Friday, November 4, 2011

Of Computers and Life Lessons

Well, it’s Friday morning and I have a full day of tasks to complete on this day that the conference office is closed.  Last night I attended a very important school board meeting in Laveen, Arizona—where the Maricopa Village School is located.  I came back to the office to pick up my computer which I had left there, intent in getting a head start on my work for today.  Boy was I in for an unpleasant surprise.
My computer went berserk!  Before the night was done whatever glitch had affected my laptop had literally wiped out every file and every program on my laptop!  Everything was gone—files, internet, programs, pictures…everything!!!  Obviously I did not get anything done last night.  I was dreading today when I went home after a futile attempt to recover anything.

I believe God got me out of bed at about 12:30 this morning.  I was impressed to return to the office where I had left my laptop going through a scan to see what had caused this collapse.  While in the office I cancelled the scan and discovered the “system restore” function.  It gave me two dates as options: one yesterday, the other—October 31.  I chose yesterday.  Bad decision!  It restored the system which had already been purged of whatever Trojan horse had entered the system to the moment right before the virus struck.  I got to see, first hand, the process of collapse.  It was disheartening.  It restored the laptop to the moment all files were wiped out.

After cleaning out the system again, I set the system to restore, but this time to October 31.  I got tired of waiting for the computer to restore at about 2:30 a.m.  It was just frozen (not totally since an icon was spinning).  I went home and left it doing whatever it was doing.

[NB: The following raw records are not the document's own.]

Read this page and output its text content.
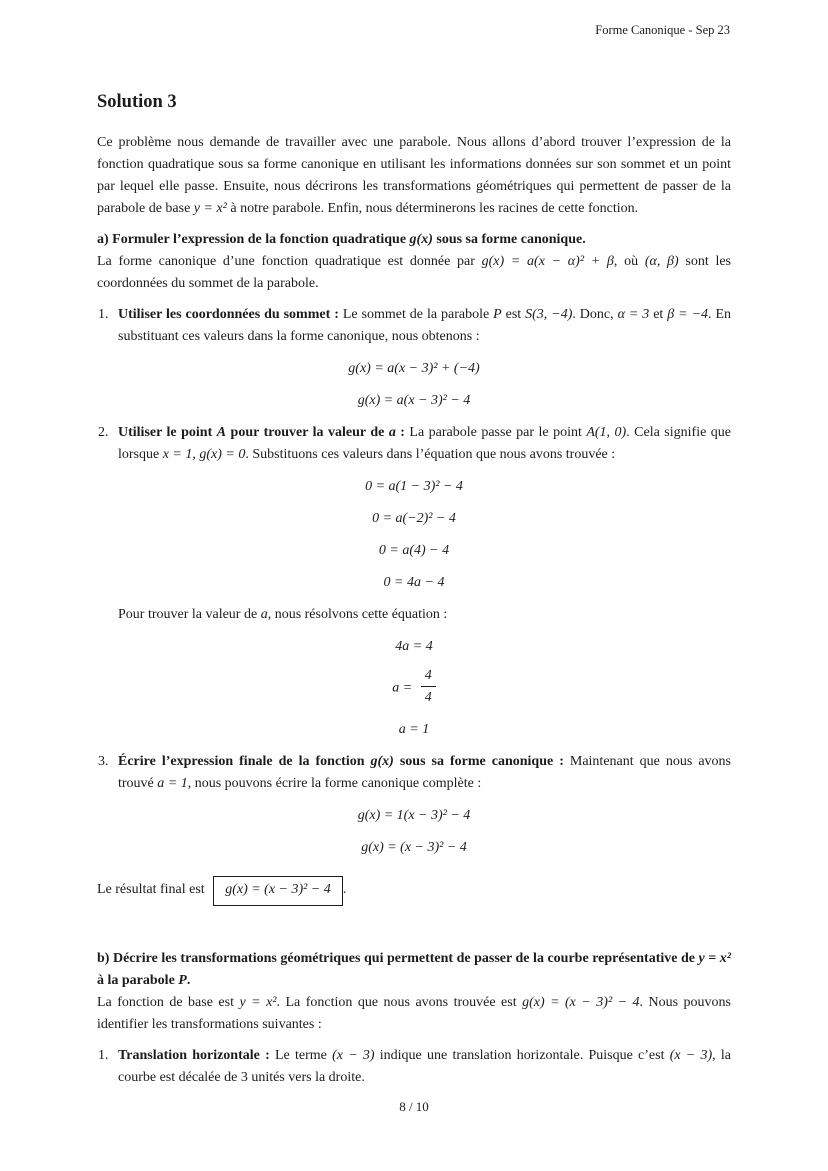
Forme Canonique - Sep 23
Solution 3

Ce problème nous demande de travailler avec une parabole. Nous allons d’abord trouver l’expression de la fonction quadratique sous sa forme canonique en utilisant les informations données sur son sommet et un point par lequel elle passe. Ensuite, nous décrirons les transformations géométriques qui permettent de passer de la parabole de base y = x² à notre parabole. Enfin, nous déterminerons les racines de cette fonction.

a) Formuler l’expression de la fonction quadratique g(x) sous sa forme canonique.

La forme canonique d’une fonction quadratique est donnée par g(x) = a(x − α)² + β, où (α, β) sont les coordonnées du sommet de la parabole.

1. Utiliser les coordonnées du sommet : Le sommet de la parabole P est S(3, −4). Donc, α = 3 et β = −4. En substituant ces valeurs dans la forme canonique, nous obtenons :

g(x) = a(x − 3)² + (−4)
g(x) = a(x − 3)² − 4
2. Utiliser le point A pour trouver la valeur de a : La parabole passe par le point A(1, 0). Cela signifie que lorsque x = 1, g(x) = 0. Substituons ces valeurs dans l’équation que nous avons trouvée :

0 = a(1 − 3)² − 4
0 = a(−2)² − 4
0 = a(4) − 4
0 = 4a − 4

Pour trouver la valeur de a, nous résolvons cette équation :

4a = 4
$a = \frac{4}{4}$
a = 1
3. Écrire l’expression finale de la fonction g(x) sous sa forme canonique : Maintenant que nous avons trouvé a = 1, nous pouvons écrire la forme canonique complète :

g(x) = 1(x − 3)² − 4
g(x) = (x − 3)² − 4

Le résultat final est g(x) = (x − 3)² − 4 .

b) Décrire les transformations géométriques qui permettent de passer de la courbe représentative de y = x² à la parabole P.

La fonction de base est y = x². La fonction que nous avons trouvée est g(x) = (x − 3)² − 4. Nous pouvons identifier les transformations suivantes :

1. Translation horizontale : Le terme (x − 3) indique une translation horizontale. Puisque c’est (x − 3), la courbe est décalée de 3 unités vers la droite.

8 / 10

I did a lot of praying before going home and before going to bed for good.

This morning I woke up not knowing, but hopeful of, what I would find when I got to the office.  The fact that I am writing this blog is a testament to the fact the God impressed me correctly to do the needed steps to restore this machine.  God is good! 

In the big scheme of things I guess it’s not a big tragedy.  It would have been a major inconvenience to have to reconstruct financial programs and try to assess how many documents were lost forever due to the collapse.  I was prepared to accept the loss but a bit perplexed as to how I would get the computer set up to work today since it was totally stripped of every program, not just every file!  Lesson learned.  Number one:  Back up files regularly!  Number Two: Being restored is better than being lost.  I like that.  But the third one is just as important:  Be careful what you let into your system.  Something innocent can have tragic results.  Finally:  Know your sources.  Stay away from the unknown. 

I don’t know the exact moment when the virus got into my system.  I can only speculate.  But trust me I am going to be a lot more careful about emails and hyperlinks from sources I do not know.  I thought I was vigilant—I will be even more vigilant.  Somebody out there is trying to mess me up—mess all of us up, in fact.  We cannot let our guard down—ever.  That kind of sounds like a life lesson as well. 

On a positive note—Penny will be flying in later on today and spending the weekend with me.  That’s pretty awesome.  I will be in a better state of mind now that God has restored my computer and files to working order.  I better get busy.  I need the make the house presentable for my special guest!